Two cosmic objects transformed our galaxy forever in January 1992.
We had definitive proof of extrasolar planets, or exoplanets, orbiting an alien star for the first time: two rocky worlds whirling around a star 2,300 light-years away.
That number has exploded in the last 30 years. The historic confirmation of over 5,000 exoplanets. To be more specific, the NASA exoplanet collection now has 5,005 exoplanets, each with its own distinct characteristics.
Each of these exoplanets has been identified in peer-reviewed research and has been detected using a number of detection techniques or methods of analysis.
The pickings are rich for follow-up study to learn more about these worlds with new instruments, such as the James Webb Space Telescope, and upcoming Nancy Grace Roman Space Telescope.
“It’s not simply a number,” says astronomer Jessie Christiansen of the NASA Exoplanet Science Institute at Caltech. “Each of them is a brand-new world.
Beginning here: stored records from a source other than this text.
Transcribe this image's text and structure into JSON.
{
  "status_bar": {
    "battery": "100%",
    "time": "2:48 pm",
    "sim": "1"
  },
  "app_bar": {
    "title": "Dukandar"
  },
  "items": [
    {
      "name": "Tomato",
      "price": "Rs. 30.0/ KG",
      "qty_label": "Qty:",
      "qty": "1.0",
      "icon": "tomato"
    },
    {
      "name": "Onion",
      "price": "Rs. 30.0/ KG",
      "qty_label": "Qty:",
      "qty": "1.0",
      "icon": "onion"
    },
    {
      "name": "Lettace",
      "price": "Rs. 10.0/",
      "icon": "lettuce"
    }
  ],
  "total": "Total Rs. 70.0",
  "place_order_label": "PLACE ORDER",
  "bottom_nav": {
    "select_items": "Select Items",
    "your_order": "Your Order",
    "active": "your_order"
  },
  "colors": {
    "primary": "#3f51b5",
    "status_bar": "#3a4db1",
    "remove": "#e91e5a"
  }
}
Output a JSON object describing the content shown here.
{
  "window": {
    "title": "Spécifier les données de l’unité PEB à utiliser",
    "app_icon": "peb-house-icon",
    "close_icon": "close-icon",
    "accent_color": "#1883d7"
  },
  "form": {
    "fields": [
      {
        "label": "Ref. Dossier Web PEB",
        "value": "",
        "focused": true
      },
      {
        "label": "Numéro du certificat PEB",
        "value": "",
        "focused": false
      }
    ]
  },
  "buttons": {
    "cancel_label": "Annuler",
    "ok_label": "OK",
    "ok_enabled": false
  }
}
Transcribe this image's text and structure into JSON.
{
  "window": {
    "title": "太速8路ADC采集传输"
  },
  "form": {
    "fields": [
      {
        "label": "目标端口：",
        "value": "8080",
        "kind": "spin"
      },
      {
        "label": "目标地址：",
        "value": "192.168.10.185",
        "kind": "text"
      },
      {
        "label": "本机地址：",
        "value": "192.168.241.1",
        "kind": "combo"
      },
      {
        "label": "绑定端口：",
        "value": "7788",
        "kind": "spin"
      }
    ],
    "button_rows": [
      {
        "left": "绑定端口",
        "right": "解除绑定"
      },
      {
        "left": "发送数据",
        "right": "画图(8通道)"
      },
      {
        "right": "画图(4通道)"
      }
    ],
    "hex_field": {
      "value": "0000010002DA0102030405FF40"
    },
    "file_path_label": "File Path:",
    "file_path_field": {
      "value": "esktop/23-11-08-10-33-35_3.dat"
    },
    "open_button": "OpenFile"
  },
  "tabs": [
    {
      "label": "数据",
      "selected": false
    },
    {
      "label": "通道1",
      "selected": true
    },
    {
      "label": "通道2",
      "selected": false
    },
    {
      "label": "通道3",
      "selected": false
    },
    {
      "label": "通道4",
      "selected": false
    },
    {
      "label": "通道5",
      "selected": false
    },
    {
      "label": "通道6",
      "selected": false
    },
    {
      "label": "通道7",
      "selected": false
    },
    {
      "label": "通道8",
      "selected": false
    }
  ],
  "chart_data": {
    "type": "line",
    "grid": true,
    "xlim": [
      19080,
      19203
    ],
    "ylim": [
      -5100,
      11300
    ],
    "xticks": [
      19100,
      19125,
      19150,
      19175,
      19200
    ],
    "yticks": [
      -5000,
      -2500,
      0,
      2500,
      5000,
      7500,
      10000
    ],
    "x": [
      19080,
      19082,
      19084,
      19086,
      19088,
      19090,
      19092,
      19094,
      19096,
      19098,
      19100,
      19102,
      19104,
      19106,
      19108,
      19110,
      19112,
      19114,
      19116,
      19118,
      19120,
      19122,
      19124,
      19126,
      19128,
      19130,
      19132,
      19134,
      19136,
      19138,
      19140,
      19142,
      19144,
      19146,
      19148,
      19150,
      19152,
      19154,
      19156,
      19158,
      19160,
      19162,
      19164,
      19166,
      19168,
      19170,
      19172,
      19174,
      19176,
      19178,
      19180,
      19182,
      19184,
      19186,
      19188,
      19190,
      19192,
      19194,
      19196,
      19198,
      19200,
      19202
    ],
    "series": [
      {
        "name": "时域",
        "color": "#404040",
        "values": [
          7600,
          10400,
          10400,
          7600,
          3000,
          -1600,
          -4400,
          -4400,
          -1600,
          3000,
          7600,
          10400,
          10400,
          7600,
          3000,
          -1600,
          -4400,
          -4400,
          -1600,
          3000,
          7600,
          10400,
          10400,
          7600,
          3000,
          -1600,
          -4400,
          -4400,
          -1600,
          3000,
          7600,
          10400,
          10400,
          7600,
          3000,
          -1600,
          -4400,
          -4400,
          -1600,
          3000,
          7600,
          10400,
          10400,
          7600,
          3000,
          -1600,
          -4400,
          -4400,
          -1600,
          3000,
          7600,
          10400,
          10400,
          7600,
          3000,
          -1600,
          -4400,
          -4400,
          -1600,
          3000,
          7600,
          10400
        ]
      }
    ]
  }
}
I get enthusiastic about each one because we don’t know anything about them.”
The first two worlds ever confirmed, discovered by astronomers Alexander Wolszczan and Dale Frail, were exoplanets 4.3 and 3.9 times the mass of Earth, whirling around a dead star known as a millisecond pulsar, which sends out ‘beats’ or pulses of radio waves on millisecond timescales.
In 1994, a third exoplanet, 0.02 times the mass of Earth, was discovered orbiting the star now designated as Lich. The exoplanets were named Poltergeist, Phobetor, and Draugr, respectively.
The discovery suggested that the galaxy had to be teeming with the things. Pulsars are a type of neutron star: the dead cores of massive stars that have ejected most of their mass, then collapsed under their own gravity. Their formation process is pretty extreme, often involving colossal explosions.
“If you can find planets around a neutron star, planets have to be basically everywhere,” Wolszczan says. “The planet production process has to be very robust.”
But there was a catch. The technique used to identify these exoplanets was based on the very regular timing of pulses from the star, which are altered very slightly by the gravitational influence of the orbiting bodies.
Alas, this technique is restricted to pulsars; it’s unsuitable for main-sequence stars that don’t have regular millisecond pulsations.
However, when astronomer William Borucki of NASA pioneered the transit method, which observes faint, regular dips in starlight as an exoplanet passes between us and the host star, exoplanet science exploded.
The Kepler Space Telescope, launched in 2009, contributed over 3,000 confirmed exoplanets to the list, with another 3,000 candidates waiting in the wings.
In addition to the transit method, astronomers can study the gravitational effect exoplanets exert on their host stars. A star seems to ‘wobble’ slightly on the spot as the objects orbit a shared center of gravity, altering the wavelengths of its light.
Furthermore, if you know the mass of the star, you may infer the mass of the exoplanet by analyzing how much it wobbles; and, if you know how intrinsically bright a star is, you can infer the size of the exoplanet.
This is how we know there are exoplanets in the Universe that are quite different from those in our own solar system.
Hot Jupiters are enormous gas giants on incredibly close orbits around their stars, the proximity resulting in exoplanet temperatures that can be even hotter than some stars.
Mini Neptunes exist in the size and mass regime between Earth and Neptune and could be habitable. There are also super Earths, which are rocky like Earth but can have several times the mass.
Because studying exoplanets directly is difficult – they are small, very dim, very far away, and frequently very close to a bright star whose light drowns out whatever the exoplanet might reflect – we still don’t know a lot. There are also many worlds out there that are beyond our current detection thresholds.
But in the years ahead, those thresholds will retreat against the advance of technology and new analysis techniques, and we may find a variety of worlds beyond our wackiest dreams. Perhaps we’ll even unearth evidence of life outside the Solar System.
“I get a real feeling of satisfaction, and really of awe at what’s out there,” Borucki says.
“None of us expected this enormous variety of planetary systems and stars. It’s just amazing.”